Opinião

Trabalhei com câncer

Doença não pode ser tabu no ambiente corporativo, para que este se transforme em espaço de acolhimento

Miriam Shirley

Publicitária 24 de julho de 2023 - 14h00

Pedidos de demissão

a realidade de muitos pacientes que convivem com a doença e precisam seguir trabalhando (Crédito: Divulgação)

O trabalho preenche boa parte de nossas vidas. Dedicamos preciosas horas da nossa existência para o trabalho. Eventualmente, problemas que poderiam ser classificados como pessoais refletem no dia a dia profissional. Foi o que aconteceu comigo em 2017, quando fui diagnosticada com câncer.

À época, eu era VP de Midia na Publicis e a notícia veio como uma bomba. O que fazer? Como enfrentar? Como eu poderia trabalhar com câncer? Nessa hora, você começa a pensar nos filmes, campanhas e tudo mais que já ouviu falar sobre a doença. Eu não fazia ideia do que esperar. Quando comecei o tratamento, me sentia improdutiva e com medo de falhar nas entregas do dia a dia. Temia a reação das pessoas. Eu me perguntava: “Será que não serei vista como capaz?”.

Mas disse a mim mesma: preciso ter fé. Mas a fé não se constrói sozinha. Ela tem alicerces e um dos mais importantes é o apoio. Eu precisava de apoio, e ele veio. À época, 12 mulheres da agência fizeram um grupo no WhatsApp e a cada sessão de radioterapia, uma ia comigo. Esse tipo de atitude eu nunca esquecerei. A fé me salvou. O apoio me salvou. Encarar o câncer me salvou.

E meu objetivo é exatamente este: ressaltar a importância de falarmos sobre o assunto. Trabalhar com câncer não deve ser um tabu. Precisamos abordar os malefícios da doença e do seu tratamento, para que as pessoas que forem acometidas por este mal possam se sentir acolhidas.

De acordo com o INCA (Instituto Nacional de Câncer), são esperados 704 mil casos novos de câncer no Brasil para cada ano do triênio 2023-2025. Desses, 70% dos casos estão previstos para as regiões Sul e Sudeste. O câncer de mama em mulheres (Sul: 71,44/100 mil; Sudeste: 84,46/100 mil), o de próstata (Sul: 57,23/ 100 mil; Sudeste: 77,89/ 100 mil) e o de cólon e reto (Sul: 26,46/100 mil; Sudeste: 28,75/100 mil) são os três tipos mais incidentes nessas duas regiões.

Com base nessa previsão, é muito possível que você trabalhe com algum profissional que esteja enfrentando a doença. É importante dizer que muitas dessas pessoas acabam não falando sobre o seu diagnóstico no ambiente de trabalho por medo e pela sensação de incapacidade de lidar com a enfermidade e o stress do nosso mercado. Mas as grandes organizações, as holdings, as redes, todas as empresas precisam ter em mente que o câncer é uma realidade no mundo.

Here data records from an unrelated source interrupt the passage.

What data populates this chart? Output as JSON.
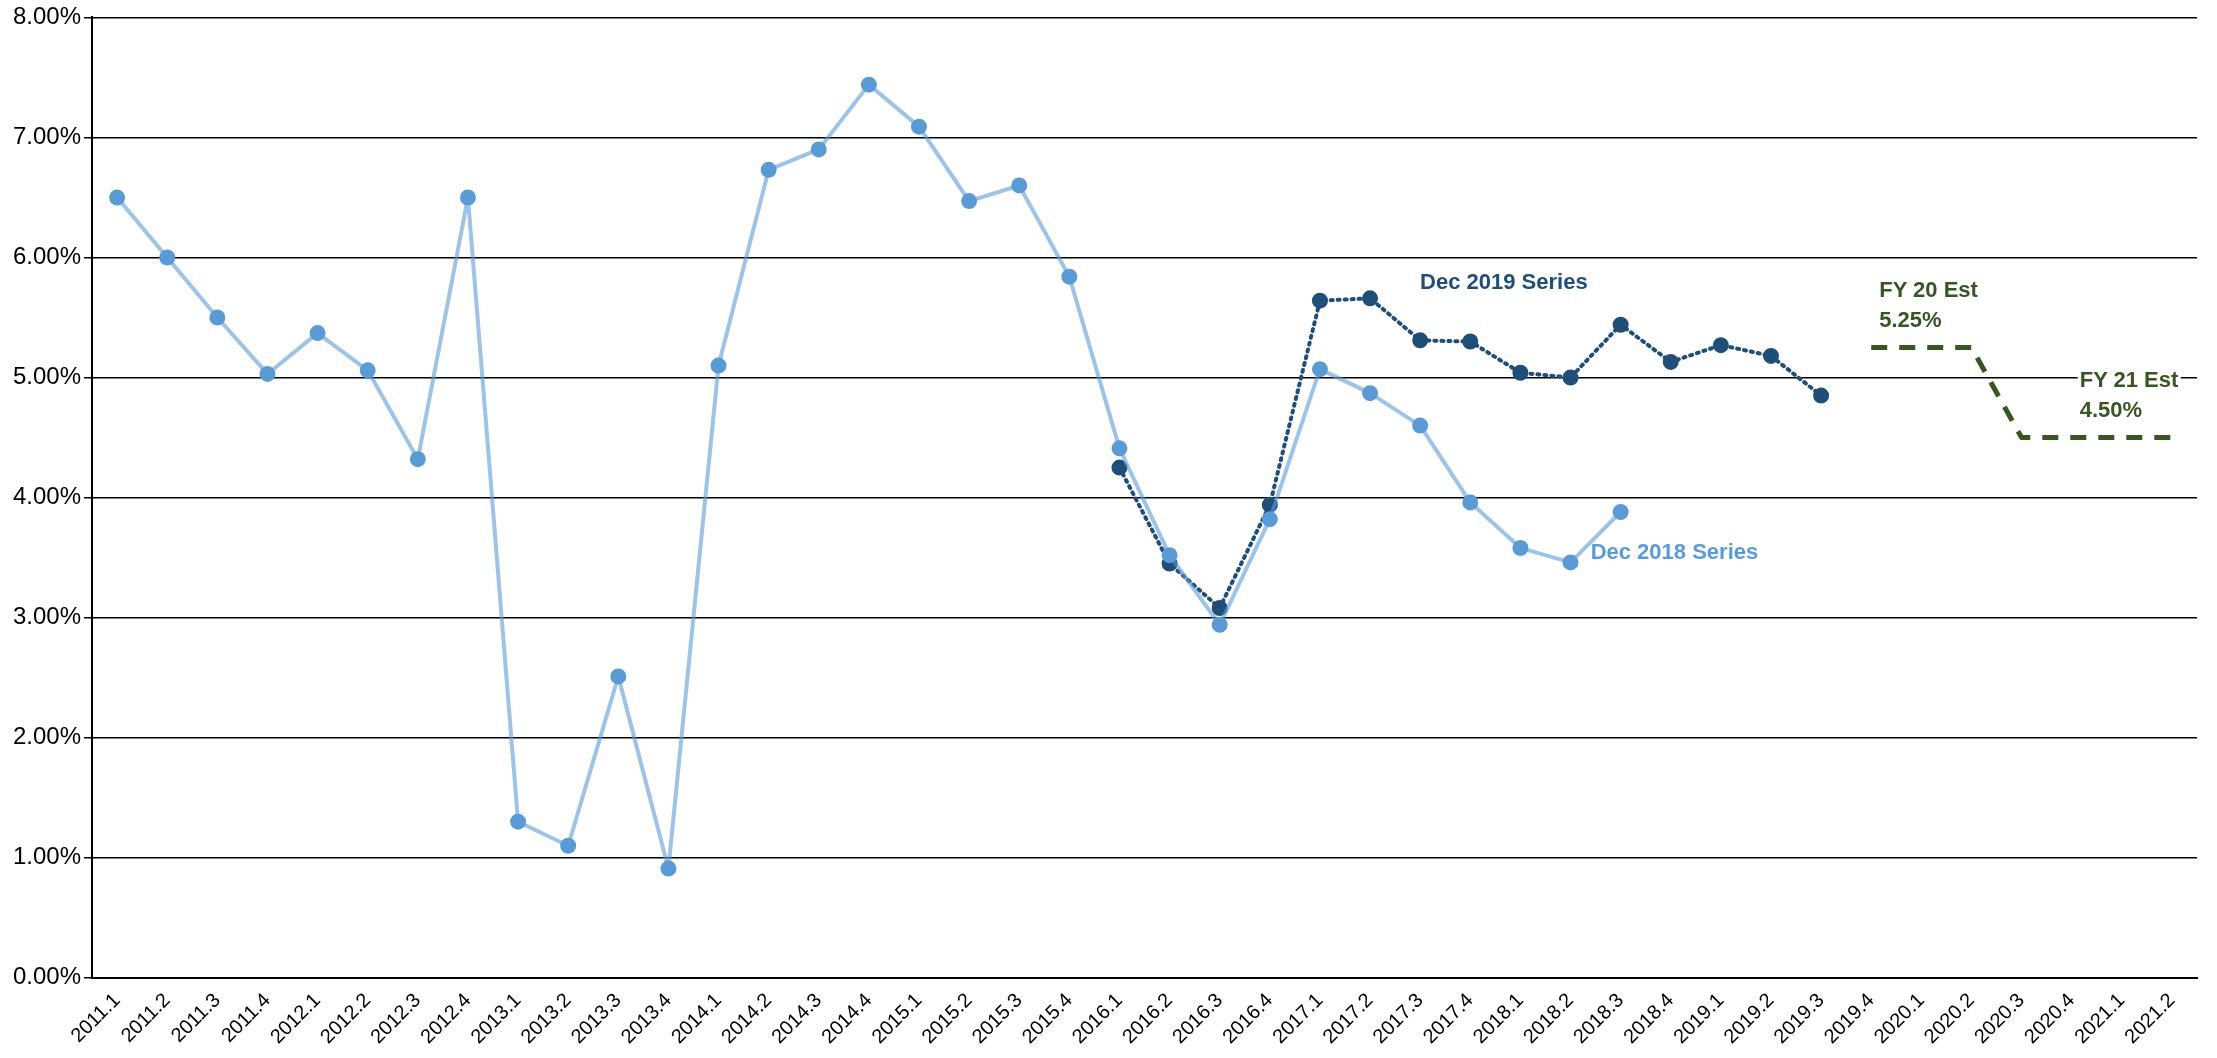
{
  "chart_data": {
    "type": "line",
    "categories": [
      "2011.1",
      "2011.2",
      "2011.3",
      "2011.4",
      "2012.1",
      "2012.2",
      "2012.3",
      "2012.4",
      "2013.1",
      "2013.2",
      "2013.3",
      "2013.4",
      "2014.1",
      "2014.2",
      "2014.3",
      "2014.4",
      "2015.1",
      "2015.2",
      "2015.3",
      "2015.4",
      "2016.1",
      "2016.2",
      "2016.3",
      "2016.4",
      "2017.1",
      "2017.2",
      "2017.3",
      "2017.4",
      "2018.1",
      "2018.2",
      "2018.3",
      "2018.4",
      "2019.1",
      "2019.2",
      "2019.3",
      "2019.4",
      "2020.1",
      "2020.2",
      "2020.3",
      "2020.4",
      "2021.1",
      "2021.2"
    ],
    "series": [
      {
        "name": "Dec 2018 Series",
        "color": "#5b9bd5",
        "line_style": "solid",
        "marker": "circle",
        "values": [
          6.5,
          6.0,
          5.5,
          5.03,
          5.37,
          5.06,
          4.32,
          6.5,
          1.3,
          1.1,
          2.51,
          0.91,
          5.1,
          6.73,
          6.9,
          7.44,
          7.09,
          6.47,
          6.6,
          5.84,
          4.41,
          3.52,
          2.94,
          3.82,
          5.07,
          4.87,
          4.6,
          3.96,
          3.58,
          3.46,
          3.88,
          null,
          null,
          null,
          null,
          null,
          null,
          null,
          null,
          null,
          null,
          null
        ]
      },
      {
        "name": "Dec 2019 Series",
        "color": "#1f4e79",
        "line_style": "dotted",
        "marker": "circle",
        "values": [
          null,
          null,
          null,
          null,
          null,
          null,
          null,
          null,
          null,
          null,
          null,
          null,
          null,
          null,
          null,
          null,
          null,
          null,
          null,
          null,
          4.25,
          3.45,
          3.08,
          3.94,
          5.64,
          5.66,
          5.31,
          5.3,
          5.04,
          5.0,
          5.44,
          5.13,
          5.27,
          5.18,
          4.85,
          null,
          null,
          null,
          null,
          null,
          null,
          null
        ]
      },
      {
        "color": "#375623",
        "line_style": "dashed",
        "marker": "none",
        "values": [
          null,
          null,
          null,
          null,
          null,
          null,
          null,
          null,
          null,
          null,
          null,
          null,
          null,
          null,
          null,
          null,
          null,
          null,
          null,
          null,
          null,
          null,
          null,
          null,
          null,
          null,
          null,
          null,
          null,
          null,
          null,
          null,
          null,
          null,
          null,
          5.25,
          5.25,
          5.25,
          4.5,
          4.5,
          4.5,
          4.5
        ]
      }
    ],
    "ylim": [
      0,
      8
    ],
    "yticks": [
      {
        "value": 0,
        "label": "0.00%"
      },
      {
        "value": 1,
        "label": "1.00%"
      },
      {
        "value": 2,
        "label": "2.00%"
      },
      {
        "value": 3,
        "label": "3.00%"
      },
      {
        "value": 4,
        "label": "4.00%"
      },
      {
        "value": 5,
        "label": "5.00%"
      },
      {
        "value": 6,
        "label": "6.00%"
      },
      {
        "value": 7,
        "label": "7.00%"
      },
      {
        "value": 8,
        "label": "8.00%"
      }
    ],
    "grid": "y",
    "legend": false,
    "annotations": [
      {
        "text": "FY 20 Est\n5.25%",
        "x": "2019.4",
        "y": 5.25
      },
      {
        "text": "FY 21 Est\n4.50%",
        "x": "2020.4",
        "y": 4.5
      }
    ]
  }
}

“Estou tendo o pior dia da minha vida”, “esse almoço não vai descer”, “acabei de vomitar no banheiro”, “não posso perder esse emprego”, são algumas frases que a campanha da iniciativa Working With Cancer mostra em seu filme principal. Uma comunicação poderosa e triste, mas que exibe a realidade de muitos pacientes que convivem com a doença e precisam seguir trabalhando.

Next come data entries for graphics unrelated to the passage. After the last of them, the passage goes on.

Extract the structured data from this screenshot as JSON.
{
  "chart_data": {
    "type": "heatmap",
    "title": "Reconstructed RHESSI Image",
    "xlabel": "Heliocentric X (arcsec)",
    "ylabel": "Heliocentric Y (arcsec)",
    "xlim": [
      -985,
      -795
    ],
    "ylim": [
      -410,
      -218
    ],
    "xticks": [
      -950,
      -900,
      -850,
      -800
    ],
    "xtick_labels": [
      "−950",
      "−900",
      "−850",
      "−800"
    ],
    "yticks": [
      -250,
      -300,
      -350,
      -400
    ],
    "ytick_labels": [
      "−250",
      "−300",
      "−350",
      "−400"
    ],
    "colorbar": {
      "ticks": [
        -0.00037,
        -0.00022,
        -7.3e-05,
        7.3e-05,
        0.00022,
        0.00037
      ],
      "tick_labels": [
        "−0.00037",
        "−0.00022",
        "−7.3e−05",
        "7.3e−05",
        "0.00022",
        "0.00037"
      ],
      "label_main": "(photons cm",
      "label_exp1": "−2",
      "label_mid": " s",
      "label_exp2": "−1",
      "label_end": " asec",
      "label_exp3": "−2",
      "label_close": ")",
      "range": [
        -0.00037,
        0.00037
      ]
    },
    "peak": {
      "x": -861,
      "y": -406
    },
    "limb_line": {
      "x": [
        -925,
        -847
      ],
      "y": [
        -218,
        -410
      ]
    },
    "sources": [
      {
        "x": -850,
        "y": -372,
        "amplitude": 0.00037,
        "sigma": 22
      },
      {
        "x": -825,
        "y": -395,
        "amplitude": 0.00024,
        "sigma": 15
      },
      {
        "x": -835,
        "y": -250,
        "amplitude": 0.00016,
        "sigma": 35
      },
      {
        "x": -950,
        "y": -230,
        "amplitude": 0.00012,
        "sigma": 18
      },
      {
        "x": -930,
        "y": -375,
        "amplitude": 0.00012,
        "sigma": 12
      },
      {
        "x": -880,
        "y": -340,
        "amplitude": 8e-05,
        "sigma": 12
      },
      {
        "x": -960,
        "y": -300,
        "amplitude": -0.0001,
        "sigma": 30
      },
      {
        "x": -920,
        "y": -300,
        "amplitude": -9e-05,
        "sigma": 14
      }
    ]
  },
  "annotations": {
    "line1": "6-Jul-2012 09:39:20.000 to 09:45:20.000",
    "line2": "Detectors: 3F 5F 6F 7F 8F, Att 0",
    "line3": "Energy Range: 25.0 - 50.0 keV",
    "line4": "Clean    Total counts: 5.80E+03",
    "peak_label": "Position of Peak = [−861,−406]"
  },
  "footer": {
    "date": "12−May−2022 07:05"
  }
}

Encabeçada pelo Publicis Groupe, a Working With Cancer quer desmistificar o estigma da doença no ambiente de trabalho. Uma das iniciativas mais recentes traz a criatividade como arma para alcançar este objetivo. Recentemente – num movimento que conta com líderes criativos de companhias como Edelman, IPG, Omnicom, WPP e o próprio Publicis Groupe – o movimento lançou o que, para mim, é um dos briefings mais importantes do ano.

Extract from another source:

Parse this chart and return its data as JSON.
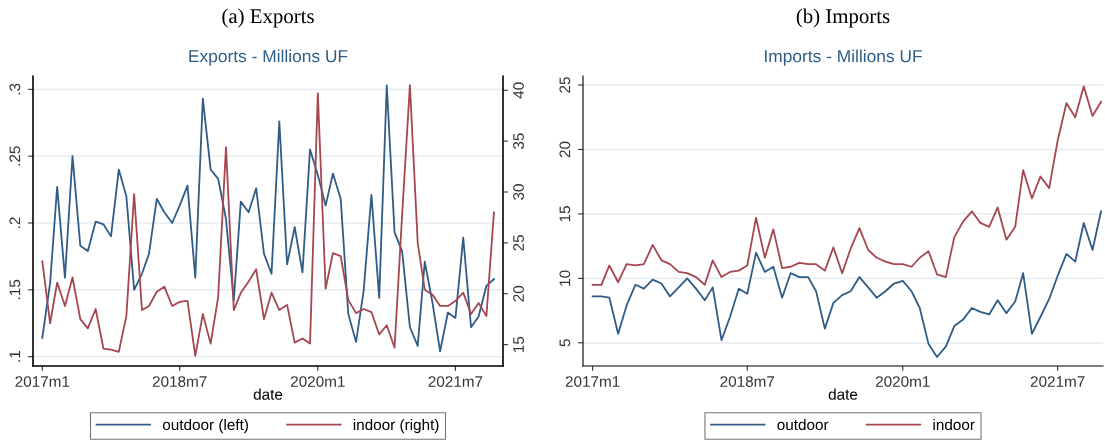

Criativos de todo o mundo têm a oportunidade de responder o seguinte pedido: criar um programa, experiência ou campanha que desafie a cultura e possa eliminar o estigma e a insegurança do câncer no trabalho.

Estou ansiosa para ver os resultados que virão. A iniciativa Working With Cancer, vale lembrar, foi reconhecida com o Grand Prix for Good no Cannes Lions. Mas este prêmio não é só do Publicis Groupe, mas de todas as empresas envolvidas. Empresas que acreditam num mundo mais acolhedor e humano.

Responder este briefing é uma oportunidade para que criativos de todo o mundo façam a diferença. É uma oportunidade para acolhermos quem está passando pelo maior desafio de suas vidas.